I will discuss current solutions to the problem of protecting individual and institutional privacy while promoting research at the intersection of genome and data sciences. While there has been steady progress in making data, software, and systems available to research, a significant shift in the way we think about this issue is needed. Technology and policy need to complement each other to address the requirements of different stakeholders (patients, clinicians, researchers, healthcare administrators, and the public in general). I will discuss current initiatives to promote responsible sharing of human subjects data in a way that minimizes the risk of privacy violations.

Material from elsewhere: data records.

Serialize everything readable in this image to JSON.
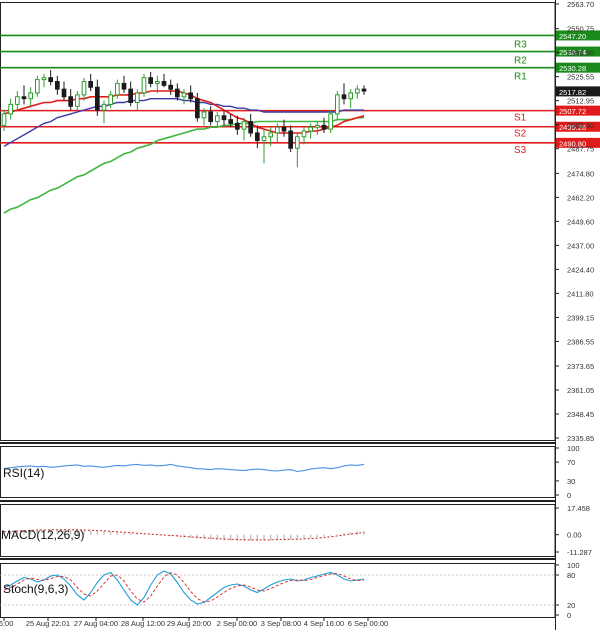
{
  "colors": {
    "background": "#ffffff",
    "bull": "#2e9e2e",
    "bear": "#1a1a1a",
    "resistance": "#1a8a1a",
    "support": "#e01b1b",
    "ma_red": "#e31a1a",
    "ma_blue": "#3a3aa8",
    "ma_green": "#3fb73f",
    "rsi": "#4a90e2",
    "macd_hist": "#b8b8b8",
    "macd_signal": "#cc2222",
    "stoch_k": "#1f9fd6",
    "stoch_d": "#d83a3a",
    "axis_text": "#333333",
    "current_price_bg": "#1a1a1a"
  },
  "chart_data": [
    {
      "type": "candlestick",
      "panel": "price",
      "ylim": [
        2335.85,
        2563.7
      ],
      "y_ticks": [
        "2563.70",
        "2550.75",
        "2538.30",
        "2525.55",
        "2512.95",
        "2500.30",
        "2487.75",
        "2474.80",
        "2462.20",
        "2449.60",
        "2437.00",
        "2424.40",
        "2411.80",
        "2399.15",
        "2386.55",
        "2373.65",
        "2361.05",
        "2348.45",
        "2335.85"
      ],
      "x_ticks": [
        "16:00",
        "25 Aug 22:01",
        "27 Aug 04:00",
        "28 Aug 12:00",
        "29 Aug 20:00",
        "2 Sep 00:00",
        "3 Sep 08:00",
        "4 Sep 16:00",
        "6 Sep 00:00"
      ],
      "candles": [
        [
          2500,
          2508,
          2497,
          2506
        ],
        [
          2506,
          2514,
          2503,
          2511
        ],
        [
          2511,
          2518,
          2508,
          2515
        ],
        [
          2515,
          2521,
          2511,
          2514
        ],
        [
          2514,
          2520,
          2510,
          2517
        ],
        [
          2517,
          2526,
          2515,
          2524
        ],
        [
          2524,
          2527,
          2520,
          2525
        ],
        [
          2525,
          2529,
          2521,
          2523
        ],
        [
          2523,
          2526,
          2516,
          2519
        ],
        [
          2519,
          2523,
          2513,
          2515
        ],
        [
          2515,
          2519,
          2508,
          2510
        ],
        [
          2510,
          2518,
          2507,
          2516
        ],
        [
          2516,
          2525,
          2513,
          2523
        ],
        [
          2523,
          2527,
          2518,
          2520
        ],
        [
          2520,
          2524,
          2505,
          2508
        ],
        [
          2508,
          2513,
          2501,
          2511
        ],
        [
          2511,
          2518,
          2509,
          2516
        ],
        [
          2516,
          2524,
          2514,
          2522
        ],
        [
          2522,
          2526,
          2517,
          2519
        ],
        [
          2519,
          2523,
          2510,
          2512
        ],
        [
          2512,
          2519,
          2508,
          2517
        ],
        [
          2517,
          2527,
          2515,
          2525
        ],
        [
          2525,
          2528,
          2520,
          2522
        ],
        [
          2522,
          2526,
          2517,
          2523
        ],
        [
          2523,
          2527,
          2520,
          2521
        ],
        [
          2521,
          2524,
          2516,
          2519
        ],
        [
          2519,
          2522,
          2513,
          2515
        ],
        [
          2515,
          2519,
          2511,
          2517
        ],
        [
          2517,
          2521,
          2512,
          2514
        ],
        [
          2514,
          2517,
          2502,
          2504
        ],
        [
          2504,
          2509,
          2500,
          2507
        ],
        [
          2507,
          2510,
          2500,
          2502
        ],
        [
          2502,
          2507,
          2499,
          2505
        ],
        [
          2505,
          2508,
          2500,
          2503
        ],
        [
          2503,
          2506,
          2499,
          2501
        ],
        [
          2501,
          2505,
          2495,
          2498
        ],
        [
          2498,
          2504,
          2492,
          2502
        ],
        [
          2502,
          2506,
          2494,
          2496
        ],
        [
          2496,
          2500,
          2488,
          2492
        ],
        [
          2492,
          2498,
          2480,
          2494
        ],
        [
          2494,
          2499,
          2489,
          2496
        ],
        [
          2496,
          2501,
          2491,
          2499
        ],
        [
          2499,
          2503,
          2494,
          2497
        ],
        [
          2497,
          2500,
          2486,
          2488
        ],
        [
          2488,
          2496,
          2478,
          2494
        ],
        [
          2494,
          2499,
          2490,
          2497
        ],
        [
          2497,
          2501,
          2493,
          2499
        ],
        [
          2499,
          2502,
          2495,
          2500
        ],
        [
          2500,
          2504,
          2496,
          2498
        ],
        [
          2498,
          2508,
          2496,
          2506
        ],
        [
          2506,
          2518,
          2503,
          2516
        ],
        [
          2516,
          2522,
          2511,
          2514
        ],
        [
          2514,
          2519,
          2509,
          2517
        ],
        [
          2517,
          2521,
          2514,
          2519
        ],
        [
          2519,
          2521,
          2516,
          2518
        ]
      ],
      "moving_averages": {
        "ma_red": [
          2506,
          2507,
          2508,
          2509,
          2510,
          2511,
          2512,
          2512,
          2513,
          2513,
          2513,
          2514,
          2514,
          2515,
          2515,
          2515,
          2515,
          2516,
          2516,
          2516,
          2517,
          2517,
          2518,
          2518,
          2518,
          2518,
          2518,
          2517,
          2516,
          2514,
          2513,
          2512,
          2510,
          2508,
          2506,
          2504,
          2503,
          2501,
          2499,
          2498,
          2497,
          2496,
          2496,
          2496,
          2496,
          2496,
          2497,
          2497,
          2498,
          2499,
          2500,
          2502,
          2503,
          2504,
          2505
        ],
        "ma_blue": [
          2489,
          2491,
          2493,
          2495,
          2497,
          2499,
          2501,
          2502,
          2504,
          2505,
          2506,
          2507,
          2508,
          2509,
          2510,
          2510,
          2511,
          2512,
          2512,
          2513,
          2513,
          2513,
          2514,
          2514,
          2514,
          2514,
          2514,
          2513,
          2513,
          2512,
          2512,
          2511,
          2511,
          2510,
          2510,
          2509,
          2509,
          2508,
          2508,
          2507,
          2507,
          2507,
          2507,
          2507,
          2507,
          2507,
          2507,
          2507,
          2507,
          2507,
          2507,
          2508,
          2508,
          2508,
          2508
        ],
        "ma_green": [
          2454,
          2456,
          2457,
          2459,
          2461,
          2462,
          2464,
          2466,
          2467,
          2469,
          2471,
          2473,
          2474,
          2476,
          2478,
          2480,
          2481,
          2483,
          2485,
          2486,
          2488,
          2489,
          2490,
          2492,
          2493,
          2494,
          2495,
          2496,
          2497,
          2498,
          2498,
          2499,
          2499,
          2500,
          2500,
          2501,
          2501,
          2501,
          2502,
          2502,
          2502,
          2502,
          2502,
          2502,
          2502,
          2502,
          2502,
          2502,
          2502,
          2502,
          2503,
          2503,
          2503,
          2504,
          2504
        ]
      },
      "levels": [
        {
          "label": "R3",
          "value": 2547.2,
          "price_text": "2547.20",
          "kind": "resistance"
        },
        {
          "label": "R2",
          "value": 2538.74,
          "price_text": "2538.74",
          "kind": "resistance"
        },
        {
          "label": "R1",
          "value": 2530.28,
          "price_text": "2530.28",
          "kind": "resistance"
        },
        {
          "label": "S1",
          "value": 2507.72,
          "price_text": "2507.72",
          "kind": "support"
        },
        {
          "label": "S2",
          "value": 2499.26,
          "price_text": "2499.26",
          "kind": "support"
        },
        {
          "label": "S3",
          "value": 2490.8,
          "price_text": "2490.80",
          "kind": "support"
        }
      ],
      "current_price": {
        "value": 2517.82,
        "text": "2517.82"
      }
    },
    {
      "type": "line",
      "panel": "rsi",
      "title": "RSI(14)",
      "ylim": [
        0,
        100
      ],
      "y_ticks": [
        "100",
        "70",
        "30",
        "0"
      ],
      "values": [
        56,
        58,
        60,
        61,
        62,
        60,
        61,
        59,
        60,
        62,
        63,
        64,
        61,
        62,
        60,
        59,
        61,
        63,
        62,
        64,
        65,
        63,
        64,
        62,
        63,
        65,
        62,
        60,
        58,
        56,
        55,
        54,
        56,
        55,
        54,
        53,
        52,
        54,
        55,
        54,
        52,
        51,
        53,
        54,
        50,
        52,
        55,
        57,
        58,
        56,
        58,
        62,
        64,
        63,
        65
      ]
    },
    {
      "type": "histogram+line",
      "panel": "macd",
      "title": "MACD(12,26,9)",
      "ylim": [
        -11.287,
        17.458
      ],
      "y_ticks": [
        "17.458",
        "0.00",
        "-11.287"
      ],
      "histogram": [
        2.5,
        2.7,
        2.9,
        3.0,
        3.2,
        3.3,
        3.4,
        3.5,
        3.5,
        3.4,
        3.3,
        3.2,
        3.0,
        2.8,
        2.6,
        2.3,
        2.0,
        1.7,
        1.4,
        1.1,
        0.8,
        0.5,
        0.2,
        -0.1,
        -0.4,
        -0.8,
        -1.2,
        -1.6,
        -2.0,
        -2.4,
        -2.8,
        -3.1,
        -3.4,
        -3.6,
        -3.8,
        -3.9,
        -4.0,
        -4.0,
        -3.9,
        -3.8,
        -3.6,
        -3.4,
        -3.2,
        -3.0,
        -2.8,
        -2.5,
        -2.1,
        -1.6,
        -1.0,
        -0.4,
        0.3,
        1.0,
        1.6,
        2.1,
        2.5
      ],
      "signal": [
        2.0,
        2.2,
        2.4,
        2.6,
        2.8,
        3.0,
        3.1,
        3.2,
        3.3,
        3.3,
        3.3,
        3.2,
        3.1,
        2.9,
        2.7,
        2.5,
        2.2,
        1.9,
        1.6,
        1.3,
        1.0,
        0.7,
        0.4,
        0.1,
        -0.2,
        -0.5,
        -0.8,
        -1.1,
        -1.4,
        -1.7,
        -2.0,
        -2.3,
        -2.6,
        -2.8,
        -3.0,
        -3.2,
        -3.3,
        -3.4,
        -3.4,
        -3.4,
        -3.3,
        -3.2,
        -3.1,
        -3.0,
        -2.9,
        -2.7,
        -2.5,
        -2.2,
        -1.8,
        -1.3,
        -0.8,
        -0.2,
        0.4,
        1.0,
        1.5
      ]
    },
    {
      "type": "line",
      "panel": "stoch",
      "title": "Stoch(9,6,3)",
      "ylim": [
        0,
        100
      ],
      "y_ticks": [
        "100",
        "80",
        "20",
        "0"
      ],
      "k": [
        55,
        60,
        68,
        75,
        72,
        66,
        70,
        78,
        80,
        72,
        58,
        40,
        30,
        45,
        65,
        80,
        85,
        70,
        50,
        30,
        20,
        35,
        60,
        80,
        88,
        82,
        65,
        45,
        30,
        22,
        25,
        35,
        45,
        55,
        60,
        62,
        58,
        50,
        45,
        52,
        60,
        66,
        70,
        72,
        68,
        70,
        75,
        78,
        82,
        85,
        80,
        72,
        68,
        70,
        72
      ],
      "d": [
        50,
        55,
        62,
        70,
        74,
        71,
        69,
        73,
        77,
        77,
        70,
        55,
        42,
        38,
        48,
        63,
        78,
        80,
        68,
        48,
        32,
        26,
        38,
        58,
        76,
        85,
        80,
        65,
        47,
        33,
        26,
        28,
        36,
        45,
        53,
        58,
        60,
        56,
        50,
        48,
        53,
        59,
        65,
        69,
        70,
        69,
        71,
        75,
        79,
        82,
        83,
        78,
        72,
        69,
        70
      ]
    }
  ]
}
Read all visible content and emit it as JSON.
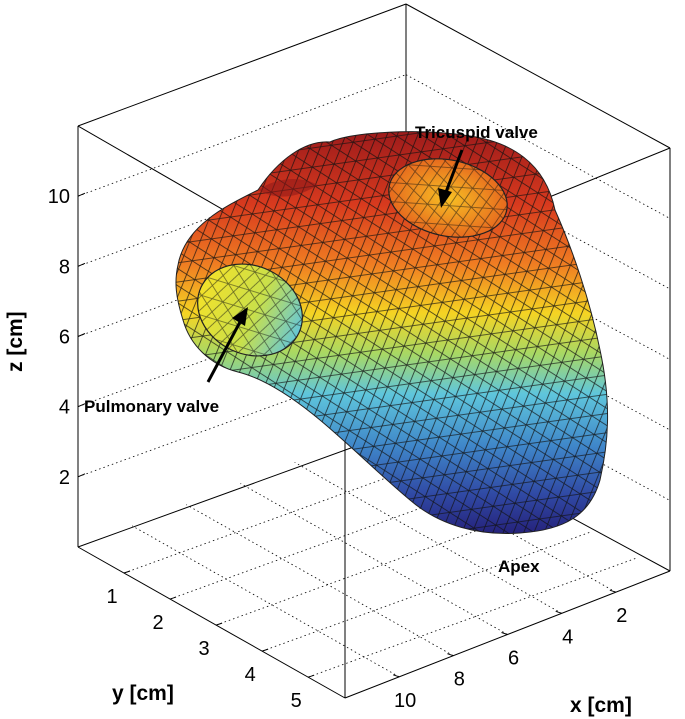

Lucila Ohno-Machado, MD, MBA, PhD received her medical degree from the University of Sao Paulo and her doctoral degree in medical information sciences and computer science from Stanford. She is Associate Dean for Informatics and Technology, and the founding chief of the Division of Biomedical Informatics at UCSD, where she leads a group of faculty with diverse backgrounds in medicine, nursing, informatics, and computer science. Prior to her current position, she was faculty at Brigham and Women's Hospital, Harvard Medical School and at the MIT Division of Health Sciences and Technology. Dr. Ohno-Machado is an elected fellow of the American College of Medical Informatics, the American Institute for Medical and Biological Engineering, and the American Society for Clinical Investigation. She serves as editor-in-chief for the Journal of the American Medical Informatics Association since 2011. She directs the NIH-funded iDASH National Center for Biomedical Computing.